Ce qui a fait bondir la représentante de l’Unicef qui assistait au symposium : « Messieurs, est-ce que vous entendez que les femmes n’ont rien d’autre dans la tête toute la journée que le sexe ? Laissez-moi vous dire que nous avons à penser à bien d’autres choses ! » Vous souscrivez comme moi à cette protestation. Mais vous attendiez-vous à ce qu’elle produise son effet ? Vous auriez tort d’y croire puisque, après maintes palabres et malgré l’intervention d’un médecin qui parla des effets de l’excision sur la santé de la femme (accouchements difficiles, rapports sexuels douloureux, fuites urinaires et risques sévères d’infection), le Conseil des théologiens s’est bien gardé de déclarer l’excision illégale. Il a simplement concédé d’exclure la forme la plus extrême d’excision, plaidant en faveur du « sunnah », c’est-à-dire l’ablation du prépuce clitoridien. Le beau progrès que voilà !

Nous n’avons pas idée, nous autres Occidentaux, de la ténacité indécrottable avec laquelle certaines pratiques comme l’excision peuvent perdurer, malgré les avancées des droits de l’homme.
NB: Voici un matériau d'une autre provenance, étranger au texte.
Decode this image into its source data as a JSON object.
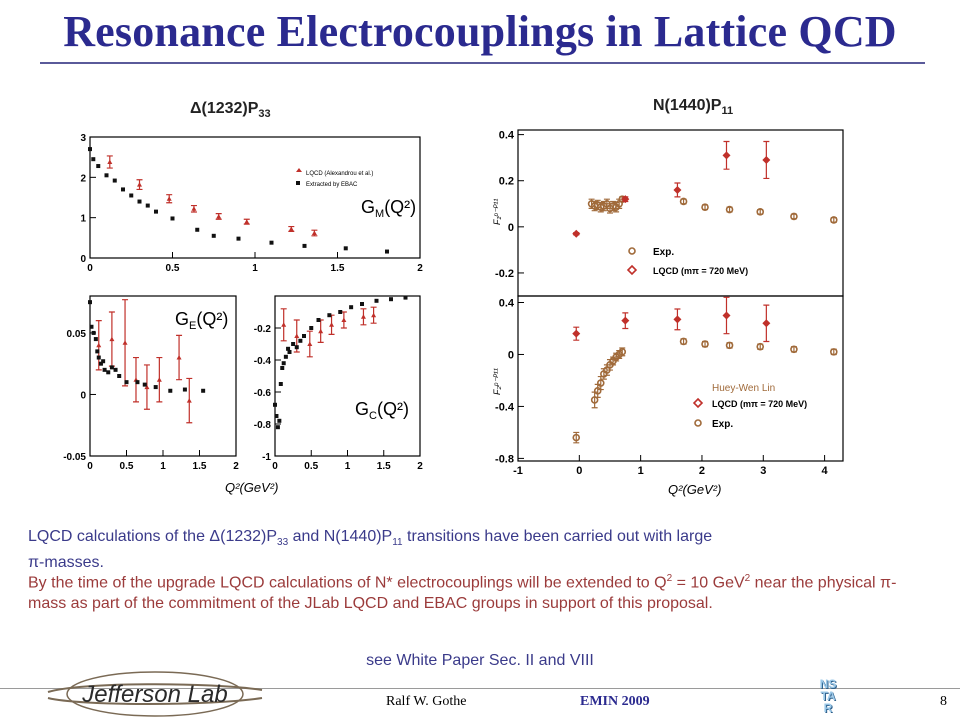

C’est qu’elles viennent de très loin, ancrées qu’elles sont dans une longue tradition dont l’inconscient collectif maintient de génération en génération l’impératif incontournable. C’est surtout qu’elles garantissent le maintien de la mainmise du pouvoir tout-puissant des hommes sur les femmes Rendons-nous à l’évidence : pour éradiquer ce pouvoir-là, il faudra encore beaucoup de temps et des montagnes de persévérance. Ce que nous pouvons faire ? Soutenir inconditionnellement toutes les organisations, humanitaires surtout, qui luttent inlassablement pour la dignité des femmes mutilées. Elles ont besoin de nous.